Oui, notre politique est malade. D’un mal général qui n’épargne pas le monde, celui de la technisation de la politique, sur fond de consensus, avec le magister du technocrate qui veille au grain. Mais elle est aussi atteinte d’un mal propre à nous, qui confine au désenchantement. C’est plus qu’un malaise, et cela augure d’une dérive. La moralisation tant annoncée par les partis avec un ancrage populaire, à chaque alternative, est un vœu pieux. Halo sur l’argent sale, sur le parachutage. L’effet d’annonce ne dure que ce que vit une rose, l’espace d’un matin ou d’une campagne.
La politique n’est pas l’affaire que des partis politiques, mais on conçoit mal la vie politique dans une conception moderne et pluraliste, sans partis politiques. Ceux-là doivent avoir un référentiel idéel (je n’aime pas beaucoup le terme idéologique), autrement dit une identité. Un ancrage, cela va de soi. Ce ne sont pas des clubs. Et, bien sûr, des leaders qui incarnent le référentiel qu’ils portent, et devraient avoir l’onction de leurs bases par un processus réellement démocratique.

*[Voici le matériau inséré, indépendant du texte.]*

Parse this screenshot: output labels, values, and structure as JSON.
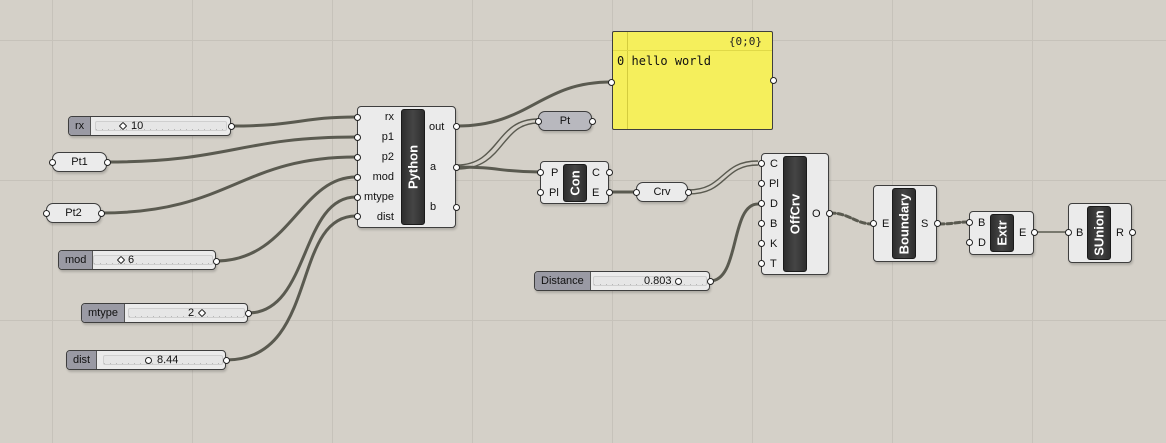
{
  "canvas": {
    "background": "#d4d0c8",
    "wire_color": "#5a5a50"
  },
  "sliders": {
    "rx": {
      "label": "rx",
      "value": "10"
    },
    "mod": {
      "label": "mod",
      "value": "6"
    },
    "mtype": {
      "label": "mtype",
      "value": "2"
    },
    "dist": {
      "label": "dist",
      "value": "8.44"
    },
    "distance": {
      "label": "Distance",
      "value": "0.803"
    }
  },
  "params": {
    "pt1": "Pt1",
    "pt2": "Pt2",
    "pt": "Pt",
    "crv": "Crv"
  },
  "python": {
    "title": "Python",
    "inputs": [
      "rx",
      "p1",
      "p2",
      "mod",
      "mtype",
      "dist"
    ],
    "outputs": [
      "out",
      "a",
      "b"
    ]
  },
  "panel": {
    "header": "{0;0}",
    "index": "0",
    "text": "hello world",
    "color": "#f5ef5c"
  },
  "con": {
    "title": "Con",
    "inputs": [
      "P",
      "Pl"
    ],
    "outputs": [
      "C",
      "E"
    ]
  },
  "offcrv": {
    "title": "OffCrv",
    "inputs": [
      "C",
      "Pl",
      "D",
      "B",
      "K",
      "T"
    ],
    "outputs": [
      "O"
    ]
  },
  "boundary": {
    "title": "Boundary",
    "inputs": [
      "E"
    ],
    "outputs": [
      "S"
    ]
  },
  "extr": {
    "title": "Extr",
    "inputs": [
      "B",
      "D"
    ],
    "outputs": [
      "E"
    ]
  },
  "sunion": {
    "title": "SUnion",
    "inputs": [
      "B"
    ],
    "outputs": [
      "R"
    ]
  }
}
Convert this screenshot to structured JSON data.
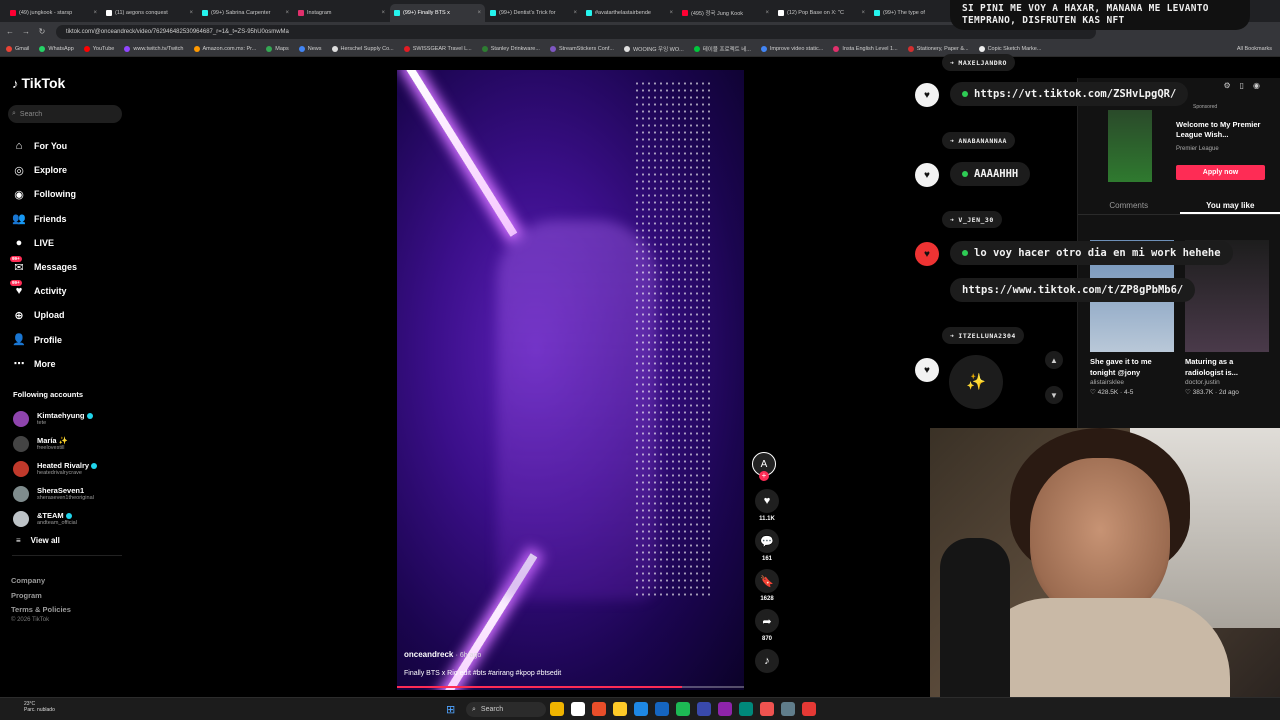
{
  "browser": {
    "tabs": [
      {
        "label": "(49) jungkook - starsp",
        "color": "#ff0033",
        "active": false
      },
      {
        "label": "(11) aegons conquest",
        "color": "#ffffff",
        "active": false
      },
      {
        "label": "(99+) Sabrina Carpenter",
        "color": "#25f4ee",
        "active": false
      },
      {
        "label": "Instagram",
        "color": "#e1306c",
        "active": false
      },
      {
        "label": "(99+) Finally BTS x",
        "color": "#25f4ee",
        "active": true
      },
      {
        "label": "(99+) Dentist's Trick for",
        "color": "#25f4ee",
        "active": false
      },
      {
        "label": "#avatarthelastairbende",
        "color": "#25f4ee",
        "active": false
      },
      {
        "label": "(495) 정국 Jung Kook",
        "color": "#ff0033",
        "active": false
      },
      {
        "label": "(12) Pop Base on X: \"C",
        "color": "#ffffff",
        "active": false
      },
      {
        "label": "(99+) The type of",
        "color": "#25f4ee",
        "active": false
      }
    ],
    "url": "tiktok.com/@onceandreck/video/762946482530964687_r=1&_t=ZS-95hU0osmwMa",
    "bookmarks": [
      {
        "label": "Gmail",
        "color": "#ea4335"
      },
      {
        "label": "WhatsApp",
        "color": "#25d366"
      },
      {
        "label": "YouTube",
        "color": "#ff0000"
      },
      {
        "label": "www.twitch.tv/Twitch",
        "color": "#9146ff"
      },
      {
        "label": "Amazon.com.mx: Pr...",
        "color": "#ff9900"
      },
      {
        "label": "Maps",
        "color": "#34a853"
      },
      {
        "label": "News",
        "color": "#4285f4"
      },
      {
        "label": "Herschel Supply Co...",
        "color": "#dddddd"
      },
      {
        "label": "SWISSGEAR Travel L...",
        "color": "#e31b23"
      },
      {
        "label": "Stanley Drinkware...",
        "color": "#2e7d32"
      },
      {
        "label": "StreamStickers Conf...",
        "color": "#7e57c2"
      },
      {
        "label": "WOOING 우잉 WO...",
        "color": "#e0e0e0"
      },
      {
        "label": "테이블 프로젝트 네...",
        "color": "#00c73c"
      },
      {
        "label": "Improve video static...",
        "color": "#4285f4"
      },
      {
        "label": "Insta English Level 1...",
        "color": "#e1306c"
      },
      {
        "label": "Stationery, Paper &...",
        "color": "#d32f2f"
      },
      {
        "label": "Copic Sketch Marke...",
        "color": "#eeeeee"
      }
    ],
    "all_bookmarks": "All Bookmarks"
  },
  "tiktok": {
    "logo": "TikTok",
    "search_placeholder": "Search",
    "menu": [
      {
        "label": "For You",
        "icon": "home-icon",
        "glyph": "⌂",
        "badge": ""
      },
      {
        "label": "Explore",
        "icon": "compass-icon",
        "glyph": "◎",
        "badge": ""
      },
      {
        "label": "Following",
        "icon": "following-icon",
        "glyph": "◉",
        "badge": ""
      },
      {
        "label": "Friends",
        "icon": "friends-icon",
        "glyph": "👥",
        "badge": ""
      },
      {
        "label": "LIVE",
        "icon": "live-icon",
        "glyph": "●",
        "badge": ""
      },
      {
        "label": "Messages",
        "icon": "messages-icon",
        "glyph": "✉",
        "badge": "99+"
      },
      {
        "label": "Activity",
        "icon": "activity-icon",
        "glyph": "♥",
        "badge": "99+"
      },
      {
        "label": "Upload",
        "icon": "upload-icon",
        "glyph": "⊕",
        "badge": ""
      },
      {
        "label": "Profile",
        "icon": "profile-icon",
        "glyph": "👤",
        "badge": ""
      },
      {
        "label": "More",
        "icon": "more-icon",
        "glyph": "⋯",
        "badge": ""
      }
    ],
    "following_title": "Following accounts",
    "accounts": [
      {
        "name": "Kimtaehyung",
        "handle": "tete",
        "verified": true,
        "color": "#8e44ad"
      },
      {
        "name": "María ✨",
        "handle": "freelovestill",
        "verified": false,
        "color": "#444444"
      },
      {
        "name": "Heated Rivalry",
        "handle": "heatedrivalrycrave",
        "verified": true,
        "color": "#c0392b"
      },
      {
        "name": "SheraSeven1",
        "handle": "sheraseven1theoriginal",
        "verified": false,
        "color": "#7f8c8d"
      },
      {
        "name": "&TEAM",
        "handle": "andteam_official",
        "verified": true,
        "color": "#bdc3c7"
      }
    ],
    "view_all": "View all",
    "footer": [
      "Company",
      "Program",
      "Terms & Policies"
    ],
    "copyright": "© 2026 TikTok",
    "video": {
      "author": "onceandreck",
      "ago": "· 6h ago",
      "caption": "Finally BTS x Rio edit #bts #arirang #kpop #btsedit",
      "progress": 0.82
    },
    "actions": [
      {
        "name": "like",
        "icon": "heart-icon",
        "glyph": "♥",
        "count": "11.1K"
      },
      {
        "name": "comment",
        "icon": "comment-icon",
        "glyph": "💬",
        "count": "161"
      },
      {
        "name": "bookmark",
        "icon": "bookmark-icon",
        "glyph": "🔖",
        "count": "1628"
      },
      {
        "name": "share",
        "icon": "share-icon",
        "glyph": "➦",
        "count": "870"
      }
    ]
  },
  "chat": {
    "top_message": "SI PINI ME VOY A HAXAR, MANANA ME LEVANTO TEMPRANO, DISFRUTEN KAS NFT",
    "entries": [
      {
        "user": "MAXELJANDRO",
        "message": "https://vt.tiktok.com/ZSHvLpgQR/"
      },
      {
        "user": "ANABANANNAA",
        "message": "AAAAHHH"
      },
      {
        "user": "V_JEN_30",
        "message": "lo voy hacer otro dia en mi work hehehe"
      },
      {
        "user": "",
        "message": "https://www.tiktok.com/t/ZP8gPbMb6/"
      },
      {
        "user": "ITZELLUNA2304",
        "message": ""
      }
    ]
  },
  "right_panel": {
    "sponsored": "Sponsored",
    "ad_title": "Welcome to My Premier League Wish...",
    "ad_sub": "Premier League",
    "apply": "Apply now",
    "tabs": [
      "Comments",
      "You may like"
    ],
    "recommendations": [
      {
        "title": "She gave it to me tonight @jony",
        "author": "alistairsklee",
        "stats": "♡ 428.5K · 4-5"
      },
      {
        "title": "Maturing as a radiologist is...",
        "author": "doctor.justin",
        "stats": "♡ 383.7K · 2d ago"
      }
    ]
  },
  "taskbar": {
    "weather_temp": "23°C",
    "weather_desc": "Parc. nublado",
    "search": "Search"
  }
}
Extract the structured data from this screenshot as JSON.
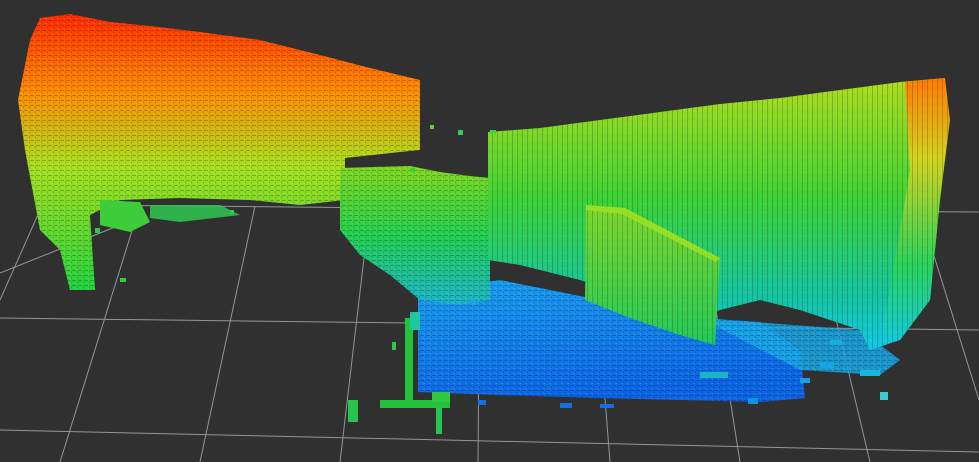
{
  "viewport": {
    "background_color": "#303030",
    "grid_color": "#a0a0a0",
    "icon": "occupancy-voxel-map",
    "colormap": [
      "#0064ff",
      "#00c8ff",
      "#00e65a",
      "#a0e61e",
      "#ffa000",
      "#ff1e00"
    ],
    "colormap_axis": "height",
    "grid_visible": true
  }
}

Or, le référentiel chez nous fait défaut. On peut être socialiste et prôner le contraire de ce que commanderait un référentiel socialiste. La privatisation par exemple. On peut se targuer d’être moderne et s’acoquiner, pour un strapontin, avec les traditionnalistes. On peut se dire, arabiste, sans même incarner cet idéal, ou berbériste, sans vraiment incarner le fondement de l’amazighité, à part, le circonstanciel et le politiquement correct…et par occasion un accoutrement de circonstance.. L’être et le paraître ne riment pas chez nous. Car seul, compte l’avoir.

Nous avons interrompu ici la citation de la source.